Mr. Bluestone is an adjunct professor of law at St. John’s University College of Law, teaching Legal Malpractice.  Mr. Bluestone has argued legal malpractice cases in the Second Circuit, in the New York State Court of Appeals, each of the four New York Appellate Divisions, in all four of  the U.S. District Courts of New York and in Supreme Courts all over the state.  He has also been admitted pro haec vice in the states of Connecticut, New Jersey and Florida and was formally admitted to the US District Court of Connecticut and to its Bankruptcy Court all for legal malpractice matters. He has been retained by U.S. Trustees in legal malpractice cases from Bankruptcy Courts, and has represented municipalities, insurance companies, hedge funds, communications companies and international manufacturing firms. Mr. Bluestone regularly lectures in CLEs on legal malpractice.

Based upon his professional experience Bluestone was named a Diplomate and was Board Certified by the American Board of Professional Liability Attorneys in 2008 in Legal Malpractice. He remains Board Certified.  He was admitted to The Best Lawyers in America from 2012-2019.  He has been featured in Who’s Who in Law since 1993.

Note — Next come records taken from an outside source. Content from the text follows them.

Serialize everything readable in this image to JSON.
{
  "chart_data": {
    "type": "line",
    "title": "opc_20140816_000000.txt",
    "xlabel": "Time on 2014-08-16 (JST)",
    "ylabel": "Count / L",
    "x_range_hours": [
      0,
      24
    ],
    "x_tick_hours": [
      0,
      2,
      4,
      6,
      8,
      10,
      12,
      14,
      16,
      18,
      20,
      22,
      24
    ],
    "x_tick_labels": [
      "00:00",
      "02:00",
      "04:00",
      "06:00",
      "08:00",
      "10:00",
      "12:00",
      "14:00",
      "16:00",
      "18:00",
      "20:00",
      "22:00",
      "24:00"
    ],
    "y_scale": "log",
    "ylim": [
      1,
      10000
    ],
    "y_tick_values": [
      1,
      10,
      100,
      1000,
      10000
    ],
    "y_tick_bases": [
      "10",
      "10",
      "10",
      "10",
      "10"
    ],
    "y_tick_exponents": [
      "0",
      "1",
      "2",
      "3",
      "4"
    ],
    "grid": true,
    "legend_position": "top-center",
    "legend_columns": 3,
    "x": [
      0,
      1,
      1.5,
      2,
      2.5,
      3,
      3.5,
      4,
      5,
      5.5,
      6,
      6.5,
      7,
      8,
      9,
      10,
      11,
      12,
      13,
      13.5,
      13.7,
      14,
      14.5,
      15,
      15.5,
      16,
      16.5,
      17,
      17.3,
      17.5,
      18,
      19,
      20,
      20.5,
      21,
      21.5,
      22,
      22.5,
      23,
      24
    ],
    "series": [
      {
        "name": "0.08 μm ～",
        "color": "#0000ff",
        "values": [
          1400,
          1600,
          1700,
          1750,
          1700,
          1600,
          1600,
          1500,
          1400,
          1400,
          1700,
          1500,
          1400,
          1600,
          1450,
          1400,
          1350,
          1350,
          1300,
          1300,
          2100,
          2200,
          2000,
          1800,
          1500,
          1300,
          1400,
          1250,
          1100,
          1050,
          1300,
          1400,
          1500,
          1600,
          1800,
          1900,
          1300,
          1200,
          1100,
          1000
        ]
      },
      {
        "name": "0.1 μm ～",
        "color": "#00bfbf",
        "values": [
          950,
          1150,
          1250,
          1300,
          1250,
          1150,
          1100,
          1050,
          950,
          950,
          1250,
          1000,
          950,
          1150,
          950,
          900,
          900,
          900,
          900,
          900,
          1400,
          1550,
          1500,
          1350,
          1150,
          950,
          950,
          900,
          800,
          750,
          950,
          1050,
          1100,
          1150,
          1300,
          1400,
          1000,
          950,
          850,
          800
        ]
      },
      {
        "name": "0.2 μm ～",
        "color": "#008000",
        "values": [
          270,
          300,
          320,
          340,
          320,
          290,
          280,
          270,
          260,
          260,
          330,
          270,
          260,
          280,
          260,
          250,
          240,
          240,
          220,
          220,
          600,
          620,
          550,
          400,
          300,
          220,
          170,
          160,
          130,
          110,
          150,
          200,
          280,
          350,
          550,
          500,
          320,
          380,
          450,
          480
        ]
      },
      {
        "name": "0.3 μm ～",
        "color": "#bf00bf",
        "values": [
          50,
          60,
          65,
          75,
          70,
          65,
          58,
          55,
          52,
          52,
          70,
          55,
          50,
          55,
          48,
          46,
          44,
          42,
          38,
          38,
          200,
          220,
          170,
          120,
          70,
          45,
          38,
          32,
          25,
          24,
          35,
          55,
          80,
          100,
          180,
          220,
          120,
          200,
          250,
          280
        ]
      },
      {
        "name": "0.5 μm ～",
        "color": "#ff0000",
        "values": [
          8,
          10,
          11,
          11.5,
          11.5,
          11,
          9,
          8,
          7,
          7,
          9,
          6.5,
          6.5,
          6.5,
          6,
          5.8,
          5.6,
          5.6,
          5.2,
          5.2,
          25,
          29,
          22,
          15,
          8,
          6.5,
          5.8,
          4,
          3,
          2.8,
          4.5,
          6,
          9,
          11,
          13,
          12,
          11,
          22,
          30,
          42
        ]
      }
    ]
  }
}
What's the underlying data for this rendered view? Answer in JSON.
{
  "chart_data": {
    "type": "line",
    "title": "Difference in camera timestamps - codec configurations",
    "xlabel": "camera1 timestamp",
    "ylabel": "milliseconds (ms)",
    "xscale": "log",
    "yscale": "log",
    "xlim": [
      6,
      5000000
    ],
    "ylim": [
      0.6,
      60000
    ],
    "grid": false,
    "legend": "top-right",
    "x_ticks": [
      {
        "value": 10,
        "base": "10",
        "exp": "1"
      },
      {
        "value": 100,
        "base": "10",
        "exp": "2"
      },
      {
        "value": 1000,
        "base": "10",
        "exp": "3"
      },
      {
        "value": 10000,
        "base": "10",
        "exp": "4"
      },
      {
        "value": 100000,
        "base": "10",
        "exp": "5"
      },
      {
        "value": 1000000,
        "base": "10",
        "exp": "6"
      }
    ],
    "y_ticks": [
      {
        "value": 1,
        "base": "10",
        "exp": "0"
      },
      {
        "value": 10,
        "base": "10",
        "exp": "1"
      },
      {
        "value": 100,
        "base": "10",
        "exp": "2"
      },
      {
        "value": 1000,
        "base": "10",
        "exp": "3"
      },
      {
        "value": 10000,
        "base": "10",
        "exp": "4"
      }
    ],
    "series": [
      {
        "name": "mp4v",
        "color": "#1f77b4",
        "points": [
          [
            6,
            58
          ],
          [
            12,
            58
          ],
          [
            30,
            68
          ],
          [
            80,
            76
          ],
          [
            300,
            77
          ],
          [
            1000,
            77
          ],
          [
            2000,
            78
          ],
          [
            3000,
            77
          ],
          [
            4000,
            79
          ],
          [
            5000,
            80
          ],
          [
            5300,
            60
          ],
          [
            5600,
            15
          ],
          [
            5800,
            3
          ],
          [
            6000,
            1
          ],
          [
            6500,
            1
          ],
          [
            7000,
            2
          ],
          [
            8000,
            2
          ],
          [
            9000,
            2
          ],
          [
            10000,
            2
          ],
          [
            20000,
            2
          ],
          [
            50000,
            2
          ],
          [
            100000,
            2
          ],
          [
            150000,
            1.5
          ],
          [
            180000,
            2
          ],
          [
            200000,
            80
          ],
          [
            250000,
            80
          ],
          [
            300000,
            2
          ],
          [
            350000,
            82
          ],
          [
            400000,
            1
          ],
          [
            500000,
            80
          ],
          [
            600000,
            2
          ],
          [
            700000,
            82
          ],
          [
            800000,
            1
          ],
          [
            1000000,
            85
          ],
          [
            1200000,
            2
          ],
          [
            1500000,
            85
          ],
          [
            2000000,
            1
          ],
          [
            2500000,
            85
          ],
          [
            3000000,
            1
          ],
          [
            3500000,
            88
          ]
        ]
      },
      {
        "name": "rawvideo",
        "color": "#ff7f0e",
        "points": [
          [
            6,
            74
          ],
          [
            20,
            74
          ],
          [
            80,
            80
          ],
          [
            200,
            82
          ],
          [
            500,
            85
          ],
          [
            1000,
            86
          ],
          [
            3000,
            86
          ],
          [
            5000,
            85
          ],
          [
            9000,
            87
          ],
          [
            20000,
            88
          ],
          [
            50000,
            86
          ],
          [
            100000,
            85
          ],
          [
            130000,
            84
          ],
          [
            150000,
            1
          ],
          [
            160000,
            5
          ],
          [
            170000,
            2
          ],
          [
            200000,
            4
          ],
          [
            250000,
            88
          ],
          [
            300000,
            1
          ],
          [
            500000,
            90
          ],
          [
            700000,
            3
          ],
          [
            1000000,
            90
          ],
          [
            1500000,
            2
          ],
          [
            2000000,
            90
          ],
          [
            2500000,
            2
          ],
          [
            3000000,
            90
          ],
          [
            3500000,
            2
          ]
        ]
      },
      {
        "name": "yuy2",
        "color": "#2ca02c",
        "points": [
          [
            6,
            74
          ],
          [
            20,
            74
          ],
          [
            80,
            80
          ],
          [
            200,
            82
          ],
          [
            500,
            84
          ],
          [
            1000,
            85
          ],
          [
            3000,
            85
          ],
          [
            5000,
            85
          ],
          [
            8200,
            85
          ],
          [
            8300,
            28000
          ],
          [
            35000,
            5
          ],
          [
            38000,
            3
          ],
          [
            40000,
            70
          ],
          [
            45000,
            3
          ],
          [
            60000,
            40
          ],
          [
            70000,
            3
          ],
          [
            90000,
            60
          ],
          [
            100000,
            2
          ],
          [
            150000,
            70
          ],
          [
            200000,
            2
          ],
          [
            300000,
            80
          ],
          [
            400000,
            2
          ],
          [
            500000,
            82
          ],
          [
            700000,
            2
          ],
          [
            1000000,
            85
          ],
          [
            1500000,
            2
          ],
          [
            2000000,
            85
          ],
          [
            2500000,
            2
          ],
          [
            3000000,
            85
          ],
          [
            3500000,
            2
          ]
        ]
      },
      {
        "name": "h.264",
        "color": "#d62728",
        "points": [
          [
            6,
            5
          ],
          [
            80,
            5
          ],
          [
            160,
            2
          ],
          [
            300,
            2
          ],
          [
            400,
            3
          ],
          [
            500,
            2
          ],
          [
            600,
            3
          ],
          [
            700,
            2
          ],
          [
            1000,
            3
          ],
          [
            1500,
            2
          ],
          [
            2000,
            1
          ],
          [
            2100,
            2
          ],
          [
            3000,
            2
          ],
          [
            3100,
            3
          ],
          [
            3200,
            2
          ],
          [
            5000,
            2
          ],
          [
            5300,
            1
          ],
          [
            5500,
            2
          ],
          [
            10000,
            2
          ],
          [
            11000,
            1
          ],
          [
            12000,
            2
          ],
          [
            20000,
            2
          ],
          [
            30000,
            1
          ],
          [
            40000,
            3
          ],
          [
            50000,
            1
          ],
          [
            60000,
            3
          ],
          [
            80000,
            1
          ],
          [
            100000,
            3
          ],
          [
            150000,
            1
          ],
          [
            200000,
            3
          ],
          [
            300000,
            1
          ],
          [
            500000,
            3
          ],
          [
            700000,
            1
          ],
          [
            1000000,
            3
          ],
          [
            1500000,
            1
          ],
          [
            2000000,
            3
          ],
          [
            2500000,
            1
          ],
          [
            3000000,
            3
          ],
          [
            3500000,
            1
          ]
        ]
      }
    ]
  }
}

In the last years, Mr. Bluestone has been featured for two particularly noteworthy legal malpractice cases.  The first was a settlement of an $11.9 million dollar default legal malpractice case of Yeo v. Kasowitz, Benson, Torres & Friedman which was reported in the NYLJ on August 15, 2016. Most recently, Mr. Bluestone obtained a rare plaintiff’s verdict in a legal malpractice case on behalf of the City of White Plains v. Joseph Maria, reported in the NYLJ on February 14, 2017. It was the sole legal malpractice jury verdict in the State of New York for 2017.

Bluestone has been at the forefront of the development of legal malpractice principles and has contributed case law decisions, writing and lecturing which have been recognized by his peers.  He is regularly mentioned in academic writing, and his past cases are often cited in current legal malpractice decisions. He is recognized for his ample writings on Judiciary Law § 487, a 850 year old statute deriving from England which relates to attorney deceit.